A queda de árvores de grande porte, com muitos galhos secos e espinhos, interrompe diversas vezes o caminho que só o Helênio reconhece. Com isso, por várias vezes é preciso desviar nas áreas mais densas da mata, até contornar as árvores e voltar para o caminho. O paredão onde se encontram as grutas aparece de repente, já que a visibilidade é restrita a poucos metros. As rochas desse paredão apresentam várias camadas, onde se equilibram pequenos arbustos e pelo qual descem as raízes das árvores mais altas, fixas no topo do morro.
RISCO A primeira formação, batizada de Caverna da Curva da Copasa, abre-se no meio do paredão. A umidade e a temperatura da caverna aplacam o calor, mas não há conforto, pois o teto baixo obriga os exploradores a avançar agachados e até se arrastando sobre a superfície irregular formada pelos depósitos de minério. São 18 metros até o fundo. No caminho aparecem muitos pedaços de insetos e asas de baratas, dando a impressão de que algum predador aproveita o aconchego do local para se alimentar. “Todas as cavernas abrigam cachorros-do-mato. Até porque, em algumas delas praticamente só os cachorros conseguem entrar”, conta o segurança. Outro perigo daquele espaço é a leishmaniose, já que há muitos mosquitos-palha que se contaminam com o sangue dos cachorros infectados e se tornam transmissores da doença.
Adiante, o caminho para a mais misteriosa das cavidades naturais: a Caverna da Armadeira. O nome se deve à presença das armadeiras, aranhas agressivas e venenosas, responsáveis por quase metade das internações por picadas de aracnídeos no Brasil.
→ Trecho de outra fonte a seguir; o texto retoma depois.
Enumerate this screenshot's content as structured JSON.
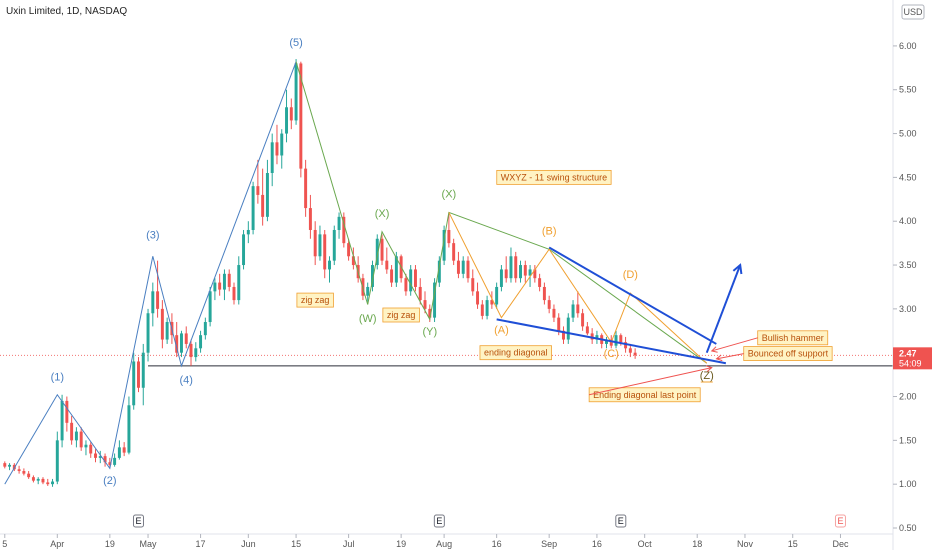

É por cima do paredão de pedras e depois descendo por grotas úmidas que se transformam em córregos com as chuvas que se chega à estreita abertura, no meio de um paredão e a dois metros do chão. Helênio toma a frente para verificar se encontra armadeiras, mas não vê nenhuma. Pelos 10 metros de extensão da caverna só se movimenta arrastando. Nenhuma armadeira foi encontrada, mas num dos contornos de canga de minério de ferro havia duas aranhas-marrons, que têm veneno ainda mais tóxico e capaz de necrosar a pele no local ferido. Um dos animais estava tranquilamente tecendo uma teia entre as paredes da cavidade enquanto outro se aproximava de um inseto capturado.
Os caminhos para as nascentes são igualmente intuitivos e neles há relatos de encontros com micos-estrela, esquilos, tatus, cobras corais, boipevas, jararacas e cipós. É desses mananciais escondidos pela mata densa que segue a água que abastece atrações como o Lago dos Sonhos e a Cascatinha. Nos cursos d’água ainda se encontram ruínas das barragens, tanques, canaletas e tubulações da antiga mineração. Lembranças da ocupação inicial do espaço, que agora se transformaram em suportes para ninhos de pássaros, poleiros de jacus e playgrounds dos quatis.